EL ANTISEMITISMO, FENÓMENO EN AUGE EN ESPAÑA
El problema surge cuando se confunden la cultura judía y el Estado de Israel, las comunidades judías y la política oficial de un Gobierno, mezclándolo todo en un totum revolutum en el que vale cualquier excusa para acabar denigrando a los judíos. El resultado final, como estamos viendo en los últimos dos años en varios medios de comunicación y en declaraciones públicas de algunos representantes políticos, artistas e intelectuales, es que se acaba degenerando en un burdo antisemitismo de la peor especie, que no es perseguido e incluso es tolerado con total impunidad por parte de los poderes públicos.
Fruto de este estado de cosas y de un ambiente absolutamente envenenado con respecto al mundo judío, que llegó a su paroxismo con el ataque a los ciclistas israelíes de la última Vuelta Ciclista a España y la salida de nuestro país de Eurovisión, el Ayuntamiento de Béjar ha cancelado estas Jornadas de Cultura Judía, un encuentro anual que tenía una larga trayectoria, un notable prestigio tanto en España como en el exterior y que se había convertido en una de las citas de cultura judía imprescindibles de nuestro país. Quizá, como el asunto era inexplicable y tenía un descarado tufo antisemita, las autoridades locales de Béjar, junto con su alcalde, no tenían ninguna explicación racional y lógica para haberlas cancelado de una forma tan abrupta y prefirieron el silencio.
Todos los años participaban en este evento más de cinco centenares de personas interesadas en la cultura judía, y las jornadas se habían convertido, con el paso de los años, en un evento muy aplaudido, conocido y concurrido. La exquisita organización y buena planificación de las mismas, a cargo de Carmen Rubio, una profesional que guiaba el Museo Judío David Melul de Béjar desde sus orígenes, hace más dolorosa esta decisión del Ayuntamiento de Béjar y su alcalde.
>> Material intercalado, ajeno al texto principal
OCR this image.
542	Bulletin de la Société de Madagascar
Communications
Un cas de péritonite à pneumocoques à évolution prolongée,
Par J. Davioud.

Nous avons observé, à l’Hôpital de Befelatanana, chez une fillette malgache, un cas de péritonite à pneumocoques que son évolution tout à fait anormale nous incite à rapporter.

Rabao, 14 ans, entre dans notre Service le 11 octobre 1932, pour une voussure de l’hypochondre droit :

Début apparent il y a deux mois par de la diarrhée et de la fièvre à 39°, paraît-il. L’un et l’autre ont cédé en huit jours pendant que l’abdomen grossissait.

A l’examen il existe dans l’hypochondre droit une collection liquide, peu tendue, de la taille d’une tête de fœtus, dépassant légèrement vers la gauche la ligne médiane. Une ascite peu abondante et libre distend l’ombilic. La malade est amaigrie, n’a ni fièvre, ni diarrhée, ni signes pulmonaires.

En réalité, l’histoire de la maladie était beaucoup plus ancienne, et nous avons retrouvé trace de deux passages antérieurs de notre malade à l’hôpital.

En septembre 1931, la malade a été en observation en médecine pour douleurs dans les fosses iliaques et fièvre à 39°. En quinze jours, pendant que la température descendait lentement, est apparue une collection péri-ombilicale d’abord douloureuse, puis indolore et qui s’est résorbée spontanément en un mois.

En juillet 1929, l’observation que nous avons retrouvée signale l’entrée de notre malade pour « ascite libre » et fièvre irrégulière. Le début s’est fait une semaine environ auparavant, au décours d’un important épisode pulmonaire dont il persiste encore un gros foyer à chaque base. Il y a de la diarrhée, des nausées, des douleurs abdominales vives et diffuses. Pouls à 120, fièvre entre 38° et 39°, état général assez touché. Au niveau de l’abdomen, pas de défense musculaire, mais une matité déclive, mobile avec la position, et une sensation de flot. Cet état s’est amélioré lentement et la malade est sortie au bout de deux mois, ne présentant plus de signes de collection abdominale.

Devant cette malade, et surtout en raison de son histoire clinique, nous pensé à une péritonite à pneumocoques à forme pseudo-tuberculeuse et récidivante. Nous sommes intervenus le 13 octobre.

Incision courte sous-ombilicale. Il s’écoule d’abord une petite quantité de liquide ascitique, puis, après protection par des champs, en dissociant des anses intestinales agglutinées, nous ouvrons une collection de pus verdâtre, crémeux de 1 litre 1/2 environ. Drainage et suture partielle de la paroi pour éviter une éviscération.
Seguramente, como fruto de este gesto sectario, políticamente impresentable y hostil hacia nuestras comunidades judías locales, estas jornadas no volverán a celebrarse.
Ya ha habido rumores de que el equipo de gobierno local de la ciudad ha querido cambiar el nombre del Museo Judío por otro más acorde con sus pronunciamientos políticos y su línea de clara animadversión hacia todo lo que tenga que ver con el mundo judío, el Estado de Israel y el reencuentro entre nuestros pueblos, que comparten una historia y una herencia comunes, por mucho que le pese al señor Cámara y a su supina ignorancia, exhibida sin ningún pudor con este acto repulsivo.
Las jornadas ya han sido eliminadas, obteniendo una victoria pírrica los intolerantes y los sectarios, pero lo que nunca podrán borrar es la herencia sefardí y nuestro pasado judío, al que muchos españoles, entre los que me incluyo, seguiremos mostrando nuestra simpatía y apoyo, más allá del fanatismo antisemita de algunos.
En definitiva, como nos explicara Hannah Arendt, este tipo de actos los comete gente normal que renuncia a pensar críticamente sobre las consecuencias de los mismos, pero que pueden encerrar mensajes diabólicos y realmente perturbadores porque, en sus entrañas, esconden los más viles y abyectos motivos.